Heininger had previously been reluctant to confide in his teammates or coaches because he feared the stigma attached to mental illness.

“I had an irrational fear that I’d be weak in their eyes, that they’d see me as unstable, someone they couldn’t trust,” Heininger said.

He also worried about how it might affect his reputation outside the team.

“There’s some amount of celebrity, where students don’t understand that athletes are like them. Some people don’t think of athletes as human; they just see them for what they do and their success on the field,” Heininger said. “The more athletes define themselves by what they do, the more susceptible they are.”

But he did eventually open up to his coach, experiencing a self-described breakdown in his office.

“It wasn’t so much courage that finally made me come forward; I was just so sad I didn’t care,” Heininger said.

That is when he found out about the support services available to him and began to have therapy sessions with an athletics counselor. Once he started therapy, Heininger began to better understand depression. Rather than an indictment of himself, he began to recognize its true causes.

“It’s chemicals of the brain really; it’s not anything that’s a representation of you,” he said. “But there’s so much misinformation out there. Most people don’t really understand depression. I didn’t either.”

He also found that instead of being stigmatized, there was an outpouring of support among his friends, family and teammates. Heininger said that contrary to what he imagined, almost everybody was “super receptive” and helpful.

After his own experience as a student-athlete suffering from mental illness, Heininger decided to use the knowledge he gained to help other people experiencing mental illness.

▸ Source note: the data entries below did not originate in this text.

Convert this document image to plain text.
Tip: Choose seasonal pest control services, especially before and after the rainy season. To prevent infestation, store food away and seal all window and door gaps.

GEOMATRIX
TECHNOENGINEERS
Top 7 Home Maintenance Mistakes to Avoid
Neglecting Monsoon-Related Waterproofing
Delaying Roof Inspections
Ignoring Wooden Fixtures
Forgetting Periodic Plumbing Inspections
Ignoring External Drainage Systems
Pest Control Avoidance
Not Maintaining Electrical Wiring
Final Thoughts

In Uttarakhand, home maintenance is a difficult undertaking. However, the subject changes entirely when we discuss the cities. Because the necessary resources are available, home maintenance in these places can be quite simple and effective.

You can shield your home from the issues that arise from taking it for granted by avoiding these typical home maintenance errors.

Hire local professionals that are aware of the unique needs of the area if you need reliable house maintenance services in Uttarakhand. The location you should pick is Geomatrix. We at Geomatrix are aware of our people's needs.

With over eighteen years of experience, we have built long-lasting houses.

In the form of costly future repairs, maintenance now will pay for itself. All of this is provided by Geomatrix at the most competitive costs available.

Initially he applied his new understanding of the nature of depression and why people experience it to help his father, who had been experiencing some issues at the time.

Heininger also presented Michigan’s 2013 Mental Health Advocate Awards in February, which are given to graduate and postgraduate students across the country who advance de-stigmatization and improved awareness of mental health issues.

Heininger continues to advocate for better mental health himself, driven by a desire to help others who may be experiencing the same struggles he did.

“I believe in it – if you save one life, you’ve done well,” he said. “I want everyone in the world out there to know that mental illness is a disease, which means that there are professionals who can help you get better. In my ideal world, there is zero stigma associated with mental illness. None.

“Everybody would go to therapy, and there would be nothing wrong with it.”